Bilirkişi raporunda, Kanal İstanbul projesine ilişkin Çevresel Etki Değerlendirmesi (ÇED) sürecini ayrıntılı biçimde mercek altına alınıyor. Raporda, projenin İstanbul’un su kaynakları, ekolojik dengesi, ormanları ve kültürel mirası üzerinde geri dönülmez tahribatlara yol açacağı tespit edilirken; deprem, tsunami ve heyelan risklerinin ÇED Raporu’nda yeterince değerlendirilmediği, maliyet ve kamulaştırma hesaplarının eksik bırakıldığı belirtiliyor. 
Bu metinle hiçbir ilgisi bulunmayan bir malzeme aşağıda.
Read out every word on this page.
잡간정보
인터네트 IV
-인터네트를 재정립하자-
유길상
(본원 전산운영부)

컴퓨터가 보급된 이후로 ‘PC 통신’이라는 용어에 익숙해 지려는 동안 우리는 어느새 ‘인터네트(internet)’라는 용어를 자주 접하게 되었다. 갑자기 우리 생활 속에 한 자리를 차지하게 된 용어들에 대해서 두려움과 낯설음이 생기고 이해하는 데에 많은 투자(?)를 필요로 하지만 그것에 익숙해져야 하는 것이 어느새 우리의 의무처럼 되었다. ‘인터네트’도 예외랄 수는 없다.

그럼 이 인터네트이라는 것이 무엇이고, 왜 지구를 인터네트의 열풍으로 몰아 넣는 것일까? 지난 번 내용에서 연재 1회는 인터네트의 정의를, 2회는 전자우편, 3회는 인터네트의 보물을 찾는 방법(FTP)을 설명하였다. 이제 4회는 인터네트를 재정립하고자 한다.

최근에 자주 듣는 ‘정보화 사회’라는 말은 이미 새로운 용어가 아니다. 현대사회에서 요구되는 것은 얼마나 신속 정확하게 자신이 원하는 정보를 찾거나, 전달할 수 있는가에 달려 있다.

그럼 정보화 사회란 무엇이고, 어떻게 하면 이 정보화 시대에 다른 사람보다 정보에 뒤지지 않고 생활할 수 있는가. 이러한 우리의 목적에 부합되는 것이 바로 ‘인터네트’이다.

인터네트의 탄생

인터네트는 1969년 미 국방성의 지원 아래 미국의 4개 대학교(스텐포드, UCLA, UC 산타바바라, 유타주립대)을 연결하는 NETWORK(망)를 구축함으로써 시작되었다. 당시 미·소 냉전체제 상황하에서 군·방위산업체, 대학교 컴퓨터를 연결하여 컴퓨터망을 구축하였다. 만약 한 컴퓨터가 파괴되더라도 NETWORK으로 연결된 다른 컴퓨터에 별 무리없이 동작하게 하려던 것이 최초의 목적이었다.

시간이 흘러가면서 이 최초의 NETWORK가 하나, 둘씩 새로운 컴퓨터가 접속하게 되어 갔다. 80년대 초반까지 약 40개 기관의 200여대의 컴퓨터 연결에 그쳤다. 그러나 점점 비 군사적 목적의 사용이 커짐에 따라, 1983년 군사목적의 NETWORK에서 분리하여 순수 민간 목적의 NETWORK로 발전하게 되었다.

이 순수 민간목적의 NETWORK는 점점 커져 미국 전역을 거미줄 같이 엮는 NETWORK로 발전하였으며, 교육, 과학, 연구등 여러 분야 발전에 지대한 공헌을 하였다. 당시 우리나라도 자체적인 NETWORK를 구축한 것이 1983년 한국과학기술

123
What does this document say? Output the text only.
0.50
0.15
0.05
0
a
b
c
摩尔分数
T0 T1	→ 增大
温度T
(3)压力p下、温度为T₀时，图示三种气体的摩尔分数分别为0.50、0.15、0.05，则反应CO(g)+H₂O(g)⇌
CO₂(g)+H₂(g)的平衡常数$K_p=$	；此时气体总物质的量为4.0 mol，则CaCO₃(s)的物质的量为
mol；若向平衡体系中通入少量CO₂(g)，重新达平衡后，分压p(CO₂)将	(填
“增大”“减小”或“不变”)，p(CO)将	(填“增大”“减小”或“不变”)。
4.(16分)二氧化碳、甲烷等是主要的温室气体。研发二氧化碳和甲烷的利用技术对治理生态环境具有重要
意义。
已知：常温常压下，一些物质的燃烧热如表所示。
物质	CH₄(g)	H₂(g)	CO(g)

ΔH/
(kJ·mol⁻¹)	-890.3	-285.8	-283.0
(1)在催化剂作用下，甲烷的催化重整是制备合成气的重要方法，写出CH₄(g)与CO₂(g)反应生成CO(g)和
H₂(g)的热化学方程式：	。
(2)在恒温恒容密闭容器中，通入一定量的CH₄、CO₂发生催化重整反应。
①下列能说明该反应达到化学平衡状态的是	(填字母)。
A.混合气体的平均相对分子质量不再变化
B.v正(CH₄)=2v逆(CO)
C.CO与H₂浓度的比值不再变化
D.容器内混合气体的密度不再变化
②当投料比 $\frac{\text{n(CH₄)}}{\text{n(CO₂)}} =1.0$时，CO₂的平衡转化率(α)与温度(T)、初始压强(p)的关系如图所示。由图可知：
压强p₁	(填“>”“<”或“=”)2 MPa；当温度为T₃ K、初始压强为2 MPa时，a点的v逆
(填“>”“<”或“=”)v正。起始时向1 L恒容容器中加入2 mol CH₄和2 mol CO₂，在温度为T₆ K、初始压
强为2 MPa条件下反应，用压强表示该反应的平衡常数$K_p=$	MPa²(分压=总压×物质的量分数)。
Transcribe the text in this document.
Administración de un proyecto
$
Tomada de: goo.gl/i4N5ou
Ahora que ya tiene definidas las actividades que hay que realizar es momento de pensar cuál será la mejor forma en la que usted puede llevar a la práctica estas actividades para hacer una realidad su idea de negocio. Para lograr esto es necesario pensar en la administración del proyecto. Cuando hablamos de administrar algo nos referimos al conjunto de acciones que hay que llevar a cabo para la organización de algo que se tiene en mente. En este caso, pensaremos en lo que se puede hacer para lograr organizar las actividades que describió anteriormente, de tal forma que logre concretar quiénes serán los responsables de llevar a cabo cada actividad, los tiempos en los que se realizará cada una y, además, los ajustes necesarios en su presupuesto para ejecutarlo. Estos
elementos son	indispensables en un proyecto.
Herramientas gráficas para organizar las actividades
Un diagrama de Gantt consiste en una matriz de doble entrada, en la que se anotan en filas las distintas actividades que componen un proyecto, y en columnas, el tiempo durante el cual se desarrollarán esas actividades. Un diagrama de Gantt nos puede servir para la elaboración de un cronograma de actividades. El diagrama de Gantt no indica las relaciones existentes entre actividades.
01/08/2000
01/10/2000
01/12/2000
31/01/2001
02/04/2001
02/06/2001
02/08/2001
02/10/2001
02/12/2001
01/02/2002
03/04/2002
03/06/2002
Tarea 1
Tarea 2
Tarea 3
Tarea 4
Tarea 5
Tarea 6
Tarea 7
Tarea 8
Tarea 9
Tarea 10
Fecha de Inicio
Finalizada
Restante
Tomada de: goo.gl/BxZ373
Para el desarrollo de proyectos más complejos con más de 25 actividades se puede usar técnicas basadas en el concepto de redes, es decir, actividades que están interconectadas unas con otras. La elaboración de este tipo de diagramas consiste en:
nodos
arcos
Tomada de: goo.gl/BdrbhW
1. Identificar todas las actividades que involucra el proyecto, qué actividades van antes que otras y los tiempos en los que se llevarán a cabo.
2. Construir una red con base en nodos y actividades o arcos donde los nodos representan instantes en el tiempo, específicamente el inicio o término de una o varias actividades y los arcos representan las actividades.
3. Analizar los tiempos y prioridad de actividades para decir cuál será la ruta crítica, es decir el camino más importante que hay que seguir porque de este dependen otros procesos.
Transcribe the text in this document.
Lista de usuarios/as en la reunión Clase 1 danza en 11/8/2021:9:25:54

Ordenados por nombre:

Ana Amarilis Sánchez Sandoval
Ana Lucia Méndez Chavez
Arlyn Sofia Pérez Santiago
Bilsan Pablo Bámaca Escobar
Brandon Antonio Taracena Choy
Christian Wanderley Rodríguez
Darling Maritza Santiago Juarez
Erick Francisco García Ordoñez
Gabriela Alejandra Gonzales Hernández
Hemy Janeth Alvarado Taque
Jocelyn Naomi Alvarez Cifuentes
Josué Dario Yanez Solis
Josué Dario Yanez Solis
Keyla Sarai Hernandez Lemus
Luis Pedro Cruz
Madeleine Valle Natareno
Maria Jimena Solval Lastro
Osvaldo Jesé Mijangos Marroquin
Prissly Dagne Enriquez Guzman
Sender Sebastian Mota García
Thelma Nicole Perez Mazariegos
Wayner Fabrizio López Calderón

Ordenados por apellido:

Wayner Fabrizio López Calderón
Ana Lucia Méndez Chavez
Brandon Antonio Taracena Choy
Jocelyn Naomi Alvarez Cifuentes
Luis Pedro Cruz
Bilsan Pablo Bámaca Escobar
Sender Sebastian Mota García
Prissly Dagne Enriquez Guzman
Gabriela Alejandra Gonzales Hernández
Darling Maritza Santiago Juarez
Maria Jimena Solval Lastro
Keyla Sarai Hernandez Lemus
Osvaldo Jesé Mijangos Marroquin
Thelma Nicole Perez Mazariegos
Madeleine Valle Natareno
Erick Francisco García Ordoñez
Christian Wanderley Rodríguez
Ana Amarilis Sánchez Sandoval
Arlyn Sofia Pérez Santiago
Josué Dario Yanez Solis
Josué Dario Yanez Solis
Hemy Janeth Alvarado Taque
Bilirkişi heyeti, tüm bu gerekçelerle 2020 yılında verilen “ÇED olumlu” kararının iptal edilmesi gerektiğini vurguluyor..

ÇED raporunun tarihçesi

Bilirkiş tarafından iptali istenen ÇED Raporu vesilesiyle eski Çevre müsteşarlarından Mülkiye’den sınıf arkadaşım Prof. Dr. Firuz Demir Yaşamış’a ÇED’in tarihçesini sordum. Yaşamış, Çevresel Etki Değerlendirmesi (ÇED) kavramını 1970’lerde Türkiye’ye kendisinin getirdiği sistemlerden biri olduğunu anımsatarak, o tarihlerde üzerinde çalıştıkları çevre kanunu taslağının bazı değişikliklerle 1983’te yasalaştığını ancak uygulama yönetmeliğinin 1993’te yayınlanabildiğini ve ÇED’in başladığını söyledi. Bugüne kadar sayısız  değişikliğe uğrayan ÇED’in ruhunun zamanla kaybolarak bir bürokratik formaliteye dönüştüğünü belirterek şunları vurguladı:

“ÇED çevresel kalitenin korunması ve geliştirilmesi yolunda bugüne kadar geliştirilmiş en etkili çevresel yönetim, planlama ve karar alma sürecidir. ÇED etkili bir süreçtir. Zira, ÇED kararı kirlilikler henüz ortaya çıkmadan, proje tasarım aşamasındayken ve kaynaklar kesin olarak tahsis edilmeden önce alınması gereken karardır. Bu anlamda, ÇED süreci en ekonomik çevre koruma aracıdır. Kirliliklerin arıtılması gibi oldukça pahalı bir yaklaşım yerine, önerilen projenin kirletme gizil (potansiyel) gücünü önceden görerek ve kestirerek kirlenmenin ortaya çıkmasını önleme hedefine yöneliktir. Böyle olmakla birlikte, uygulamada ve bugüne kadar ortaya çıkan biçimiyle, ülkemizde ÇED süreci farklı, yanlış ve sakıncalı algılamalara da konu olabilmektedir.”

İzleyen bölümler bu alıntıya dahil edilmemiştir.